Who’s got the funk?


I’m in a bit of a gaming funk right now. A lack of time and desire have combined to ensure that I just can’t find the motivation to start anything new or to finish off one of my existing half-played titles at the moment.

I’m around 20 hours into Horizon: Forbidden West and somehow it still hasn’t grabbed me. Gran Turismo 7 is great from what I’ve played so far, but I haven’t touched it in over two weeks now. And now I’ve mentioned that, I’ve just remembered that I’ve still barely scratched the surface of Forza Horizon 5, a game I’d been looking forward to for a long, long time before its release. It’s the same with Halo Infinite and a handful of others.

I imagine most gamers will be familiar with this feeling, and it’s far from the first time that my desire to play has deserted me. The biggest one for me was back in the mid-to-late 2000’s, when a seemingly endless wave of drab, grey, shooters and cookie-cutter open-world collectathons threatened to kill my love for gaming altogether.
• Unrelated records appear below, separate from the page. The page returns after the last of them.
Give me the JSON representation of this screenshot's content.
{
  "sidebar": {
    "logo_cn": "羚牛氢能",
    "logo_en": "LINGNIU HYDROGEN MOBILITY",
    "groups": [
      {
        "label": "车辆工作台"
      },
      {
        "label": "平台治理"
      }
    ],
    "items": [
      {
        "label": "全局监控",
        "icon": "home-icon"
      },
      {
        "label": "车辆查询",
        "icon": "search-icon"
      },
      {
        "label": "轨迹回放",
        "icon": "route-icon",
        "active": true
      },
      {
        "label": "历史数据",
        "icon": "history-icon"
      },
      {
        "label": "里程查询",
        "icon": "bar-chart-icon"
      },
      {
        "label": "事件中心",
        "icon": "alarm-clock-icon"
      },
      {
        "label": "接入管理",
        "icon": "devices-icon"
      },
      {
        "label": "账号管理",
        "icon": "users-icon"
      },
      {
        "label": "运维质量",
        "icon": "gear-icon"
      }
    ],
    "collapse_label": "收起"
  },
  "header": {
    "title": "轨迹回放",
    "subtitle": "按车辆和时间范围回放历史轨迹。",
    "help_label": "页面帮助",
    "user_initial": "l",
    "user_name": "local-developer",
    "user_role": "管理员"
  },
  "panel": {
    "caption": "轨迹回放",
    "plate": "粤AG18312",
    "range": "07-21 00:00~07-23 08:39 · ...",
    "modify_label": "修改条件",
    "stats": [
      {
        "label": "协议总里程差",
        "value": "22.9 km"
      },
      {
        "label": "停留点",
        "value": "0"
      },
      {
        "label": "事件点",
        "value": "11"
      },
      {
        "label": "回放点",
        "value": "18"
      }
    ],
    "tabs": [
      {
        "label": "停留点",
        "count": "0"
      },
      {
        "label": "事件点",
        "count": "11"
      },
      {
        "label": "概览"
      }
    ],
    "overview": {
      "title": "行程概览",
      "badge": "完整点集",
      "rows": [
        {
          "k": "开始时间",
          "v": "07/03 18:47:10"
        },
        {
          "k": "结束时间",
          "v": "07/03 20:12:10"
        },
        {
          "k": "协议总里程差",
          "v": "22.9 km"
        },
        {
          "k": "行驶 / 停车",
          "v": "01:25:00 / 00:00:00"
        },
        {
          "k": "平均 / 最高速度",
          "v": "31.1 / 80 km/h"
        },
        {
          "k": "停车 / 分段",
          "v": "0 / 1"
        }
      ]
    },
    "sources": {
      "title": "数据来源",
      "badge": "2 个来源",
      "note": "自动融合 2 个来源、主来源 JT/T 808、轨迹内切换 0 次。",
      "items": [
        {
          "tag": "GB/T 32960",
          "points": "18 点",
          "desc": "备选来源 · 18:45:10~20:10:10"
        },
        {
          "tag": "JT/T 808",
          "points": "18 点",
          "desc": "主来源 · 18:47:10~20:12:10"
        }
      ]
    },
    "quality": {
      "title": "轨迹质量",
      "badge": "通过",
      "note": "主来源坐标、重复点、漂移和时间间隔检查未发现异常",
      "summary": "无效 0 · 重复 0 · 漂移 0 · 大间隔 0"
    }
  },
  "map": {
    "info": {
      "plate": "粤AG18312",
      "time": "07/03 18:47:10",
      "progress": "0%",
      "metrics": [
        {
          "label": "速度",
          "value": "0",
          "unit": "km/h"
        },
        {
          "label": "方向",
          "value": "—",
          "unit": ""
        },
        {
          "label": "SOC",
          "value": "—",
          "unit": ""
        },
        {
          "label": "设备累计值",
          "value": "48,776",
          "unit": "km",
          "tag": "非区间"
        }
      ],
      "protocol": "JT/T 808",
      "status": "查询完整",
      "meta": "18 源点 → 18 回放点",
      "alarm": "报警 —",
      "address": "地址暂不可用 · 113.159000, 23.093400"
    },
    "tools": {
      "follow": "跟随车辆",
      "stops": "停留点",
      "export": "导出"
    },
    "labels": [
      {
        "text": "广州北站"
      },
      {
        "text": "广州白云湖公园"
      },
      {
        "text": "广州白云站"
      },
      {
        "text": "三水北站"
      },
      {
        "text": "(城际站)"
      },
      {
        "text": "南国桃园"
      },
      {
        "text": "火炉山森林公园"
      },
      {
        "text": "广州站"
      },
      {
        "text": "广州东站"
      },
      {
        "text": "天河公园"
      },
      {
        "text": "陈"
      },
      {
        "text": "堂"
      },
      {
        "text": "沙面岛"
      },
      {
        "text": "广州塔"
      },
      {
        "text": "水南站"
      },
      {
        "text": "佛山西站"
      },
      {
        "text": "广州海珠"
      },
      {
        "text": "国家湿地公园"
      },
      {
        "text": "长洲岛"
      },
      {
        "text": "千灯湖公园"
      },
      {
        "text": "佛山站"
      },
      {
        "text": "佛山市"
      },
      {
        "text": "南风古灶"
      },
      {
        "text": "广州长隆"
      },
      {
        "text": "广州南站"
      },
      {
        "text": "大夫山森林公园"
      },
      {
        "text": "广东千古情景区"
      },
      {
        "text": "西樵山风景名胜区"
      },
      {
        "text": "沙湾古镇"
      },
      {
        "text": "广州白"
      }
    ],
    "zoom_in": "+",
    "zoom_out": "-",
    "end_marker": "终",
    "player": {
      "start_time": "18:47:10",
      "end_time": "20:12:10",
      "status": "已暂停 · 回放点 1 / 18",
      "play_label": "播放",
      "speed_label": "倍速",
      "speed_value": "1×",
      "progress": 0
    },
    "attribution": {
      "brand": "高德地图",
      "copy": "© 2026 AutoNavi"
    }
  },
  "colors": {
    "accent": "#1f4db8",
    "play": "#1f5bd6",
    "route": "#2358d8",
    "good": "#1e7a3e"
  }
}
Back then, it was Mario Galaxy that saved me. A game bursting at the seams with creativity and polish on a scale few but Nintendo at their best can come close to. It reminded me of how I used to play games as a child; without a care in the world. It reminded me that there were still games that could exist for no other reason than to be FUN. It happened again a few years later, when the first Dark Souls was the game to pull me back in. An experience that completely consumed me in a way I assumed would never happen again in my adult life. I feel as though Elden Ring is the obvious ready-made solution to my problem, but I simply don’t have the necessary time to devote to it at the moment.

So I’m not playing anything at the moment, but my love for the hobby in general thankfully hasn’t waned. I still read about and talk about games as much as I always have, and I am writing about them more than ever before. But it all just feels a little odd when I’m not actually playing anything. I have a PS5, an Xbox and a Switch – complete with all manner of subscription services packed with games both old and new – and I can’t think of a single game I want to play right now.

I know I’ll snap out of it at some point – I always do – but gaming funk isn’t very nice when you’re in the middle of it.